There are actually nations that don’t have petroleum resources but are among the leading economies of the world. In the early days of his administration, Buhari had urged Nigerians to embrace agriculture as a viable means of supporting the economy. Speaking while receiving the president of the International Fund for Agricultural Development, (IFAD) Kanayo Nwanze, in Abuja in August 2015, Buhari was quoted as saying: “It’s time to go back to the land.
We must face the reality that the petroleum we had depended on for so long will no longer suffice. We campaigned heavily on agriculture, and we are ready to assist as many that want to go into agricultural ventures.” But one year later, it seems the president has lost enthusiasm about agriculture as a viable means of attaining economic prosperity.
At the meeting with Osotimehin, he was quoted as saying that commitment to accountability and transparency by his government had made Nigerians not to know that there was “severe shortage.”

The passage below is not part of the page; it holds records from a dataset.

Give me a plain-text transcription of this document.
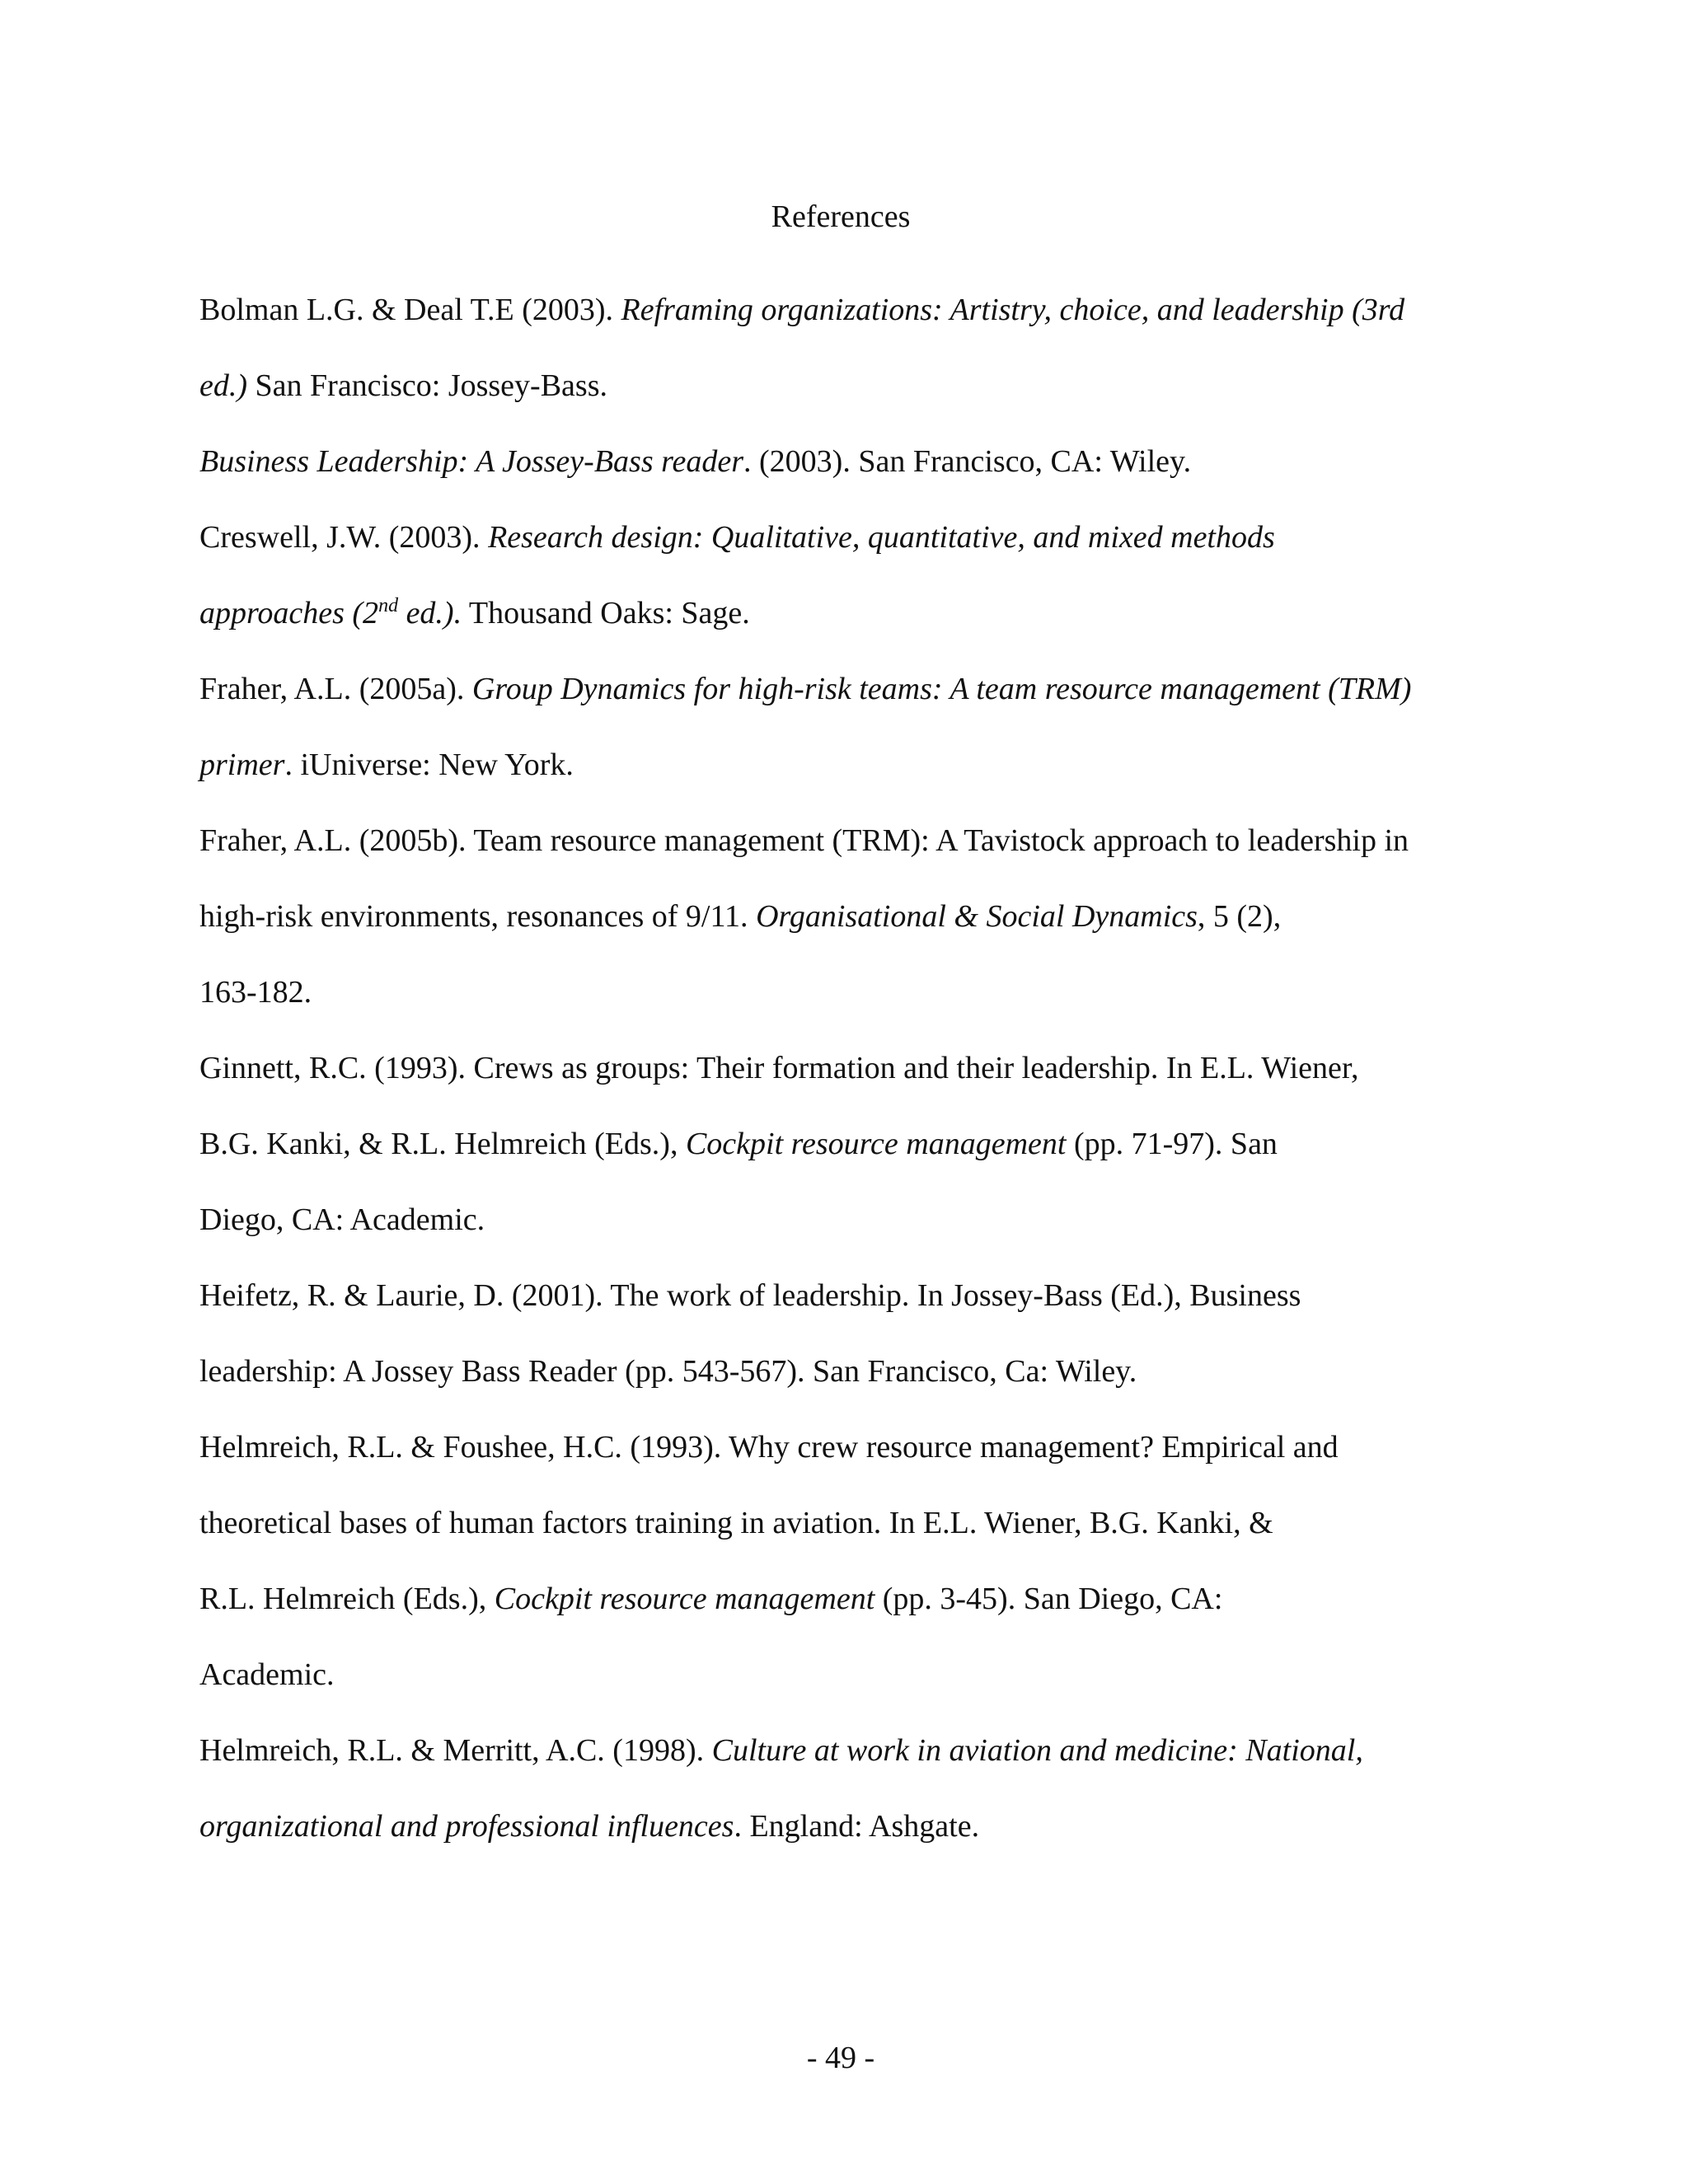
References
Bolman L.G. & Deal T.E (2003). Reframing organizations: Artistry, choice, and leadership (3rd
ed.) San Francisco: Jossey-Bass.
Business Leadership: A Jossey-Bass reader. (2003). San Francisco, CA: Wiley.
Creswell, J.W. (2003). Research design: Qualitative, quantitative, and mixed methods
approaches (2nd ed.). Thousand Oaks: Sage.
Fraher, A.L. (2005a). Group Dynamics for high-risk teams: A team resource management (TRM)
primer. iUniverse: New York.
Fraher, A.L. (2005b). Team resource management (TRM): A Tavistock approach to leadership in
high-risk environments, resonances of 9/11. Organisational & Social Dynamics, 5 (2),
163-182.
Ginnett, R.C. (1993). Crews as groups: Their formation and their leadership. In E.L. Wiener,
B.G. Kanki, & R.L. Helmreich (Eds.), Cockpit resource management (pp. 71-97). San
Diego, CA: Academic.
Heifetz, R. & Laurie, D. (2001). The work of leadership. In Jossey-Bass (Ed.), Business
leadership: A Jossey Bass Reader (pp. 543-567). San Francisco, Ca: Wiley.
Helmreich, R.L. & Foushee, H.C. (1993). Why crew resource management? Empirical and
theoretical bases of human factors training in aviation. In E.L. Wiener, B.G. Kanki, &
R.L. Helmreich (Eds.), Cockpit resource management (pp. 3-45). San Diego, CA:
Academic.
Helmreich, R.L. & Merritt, A.C. (1998). Culture at work in aviation and medicine: National,
organizational and professional influences. England: Ashgate.
- 49 -
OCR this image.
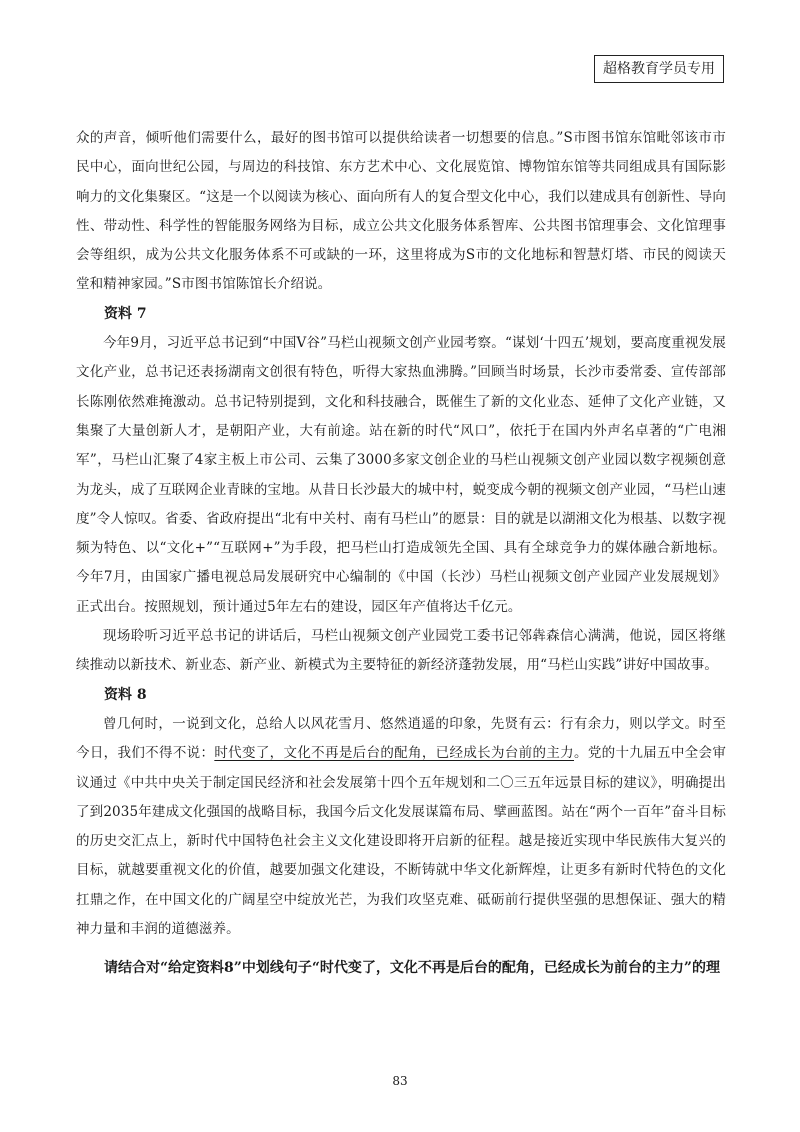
超格教育学员专用

众的声音，倾听他们需要什么，最好的图书馆可以提供给读者一切想要的信息。”S市图书馆东馆毗邻该市市民中心，面向世纪公园，与周边的科技馆、东方艺术中心、文化展览馆、博物馆东馆等共同组成具有国际影响力的文化集聚区。“这是一个以阅读为核心、面向所有人的复合型文化中心，我们以建成具有创新性、导向性、带动性、科学性的智能服务网络为目标，成立公共文化服务体系智库、公共图书馆理事会、文化馆理事会等组织，成为公共文化服务体系不可或缺的一环，这里将成为S市的文化地标和智慧灯塔、市民的阅读天堂和精神家园。”S市图书馆陈馆长介绍说。

资料 7

今年9月，习近平总书记到“中国V谷”马栏山视频文创产业园考察。“谋划‘十四五’规划，要高度重视发展文化产业，总书记还表扬湖南文创很有特色，听得大家热血沸腾。”回顾当时场景，长沙市委常委、宣传部部长陈刚依然难掩激动。总书记特别提到，文化和科技融合，既催生了新的文化业态、延伸了文化产业链，又集聚了大量创新人才，是朝阳产业，大有前途。站在新的时代“风口”，依托于在国内外声名卓著的“广电湘军”，马栏山汇聚了4家主板上市公司、云集了3000多家文创企业的马栏山视频文创产业园以数字视频创意为龙头，成了互联网企业青睐的宝地。从昔日长沙最大的城中村，蜕变成今朝的视频文创产业园，“马栏山速度”令人惊叹。省委、省政府提出“北有中关村、南有马栏山”的愿景：目的就是以湖湘文化为根基、以数字视频为特色、以“文化+”“互联网+”为手段，把马栏山打造成领先全国、具有全球竞争力的媒体融合新地标。今年7月，由国家广播电视总局发展研究中心编制的《中国（长沙）马栏山视频文创产业园产业发展规划》正式出台。按照规划，预计通过5年左右的建设，园区年产值将达千亿元。

现场聆听习近平总书记的讲话后，马栏山视频文创产业园党工委书记邻犇森信心满满，他说，园区将继续推动以新技术、新业态、新产业、新模式为主要特征的新经济蓬勃发展，用“马栏山实践”讲好中国故事。

资料 8

曾几何时，一说到文化，总给人以风花雪月、悠然逍遥的印象，先贤有云：行有余力，则以学文。时至今日，我们不得不说：时代变了，文化不再是后台的配角，已经成长为台前的主力。党的十九届五中全会审议通过《中共中央关于制定国民经济和社会发展第十四个五年规划和二〇三五年远景目标的建议》，明确提出了到2035年建成文化强国的战略目标，我国今后文化发展谋篇布局、擘画蓝图。站在“两个一百年”奋斗目标的历史交汇点上，新时代中国特色社会主义文化建设即将开启新的征程。越是接近实现中华民族伟大复兴的目标，就越要重视文化的价值，越要加强文化建设，不断铸就中华文化新辉煌，让更多有新时代特色的文化扛鼎之作，在中国文化的广阔星空中绽放光芒，为我们攻坚克难、砥砺前行提供坚强的思想保证、强大的精神力量和丰润的道德滋养。

请结合对“给定资料8”中划线句子“时代变了，文化不再是后台的配角，已经成长为前台的主力”的理

83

What Nigerians had expected to hear was how his administration had diversified the economy by opening up new areas of prosperity. The Buhari’s administration ought to take the recession as an opportunity to seek out innovative ways of boosting the economy. In a nation of over 150 million people, talents and workable ideas cannot be in short supply.
In fact, the president’s party, the All Progressives Congress, (APC) had during electioneering, rolled out a document it titled ‘APC Manifesto: An Honest Contract With Nigeria.’ In the document’s section on agriculture, APC had listed 19 promises through which it pledged the revamping of the Nigerian economy. So far, a number of those promises have not been met.
A report by Forbes recently warned that China had identified Africa as the most viable place for agriculture and was investing heavily in agribusiness on the continent. While declaring open the 55th Annual General Meeting of the Nigerian Association of Chambers of Commerce, Industries, Mines and Agriculture (NACCIMA) a year ago, Buhari had vowed to make agriculture a business.
“Agriculture must cease from being treated as development programme; Agriculture must be treated as business. Our goal will be to pursue government supported private sector agriculture value chain to make agriculture more productive, efficient and competitive.
To provide enough food for domestic supply and create jobs through agriculture value chain,” Buhari said. Director General, Budget Office of the Federation, Ben Akabueze, had in July 2016 told a distinguished gathering of the Lagos Business School Alumni Association at a dinner in Abuja that government would treat agriculture as the ‘new oil.’
Akabueze, who listed agriculture and solid minerals as the most viable alternatives to oil, had lamented that less than half of Nigeria’s over 79 million hectares of Nigeria’s arable land mass was being cultivated. He gave an example of Ethiopia as an economy built on agriculture. Akabueze, who said Ethiopia’s economy was growing at an average of 11 per cent, said the East African country had surpassed Nigeria in many aspects of agriculture.
Expectations are high that with Buhari, a well known farmer and believer in animal husbandry as boss, government cannot pay lip service to mechanised farming.
Nigeria needs to export more farm produce to balance the economy while the oil market rumbles and tumbles. Nigerians await the realisation of Buhari’s pledge to drive economic growth through agriculture. It is no longer fashionable to lament the nation’s fortunes. It is time to use agriculture as a key tool of diversifying the Nigerian economy. The time to act is NOW!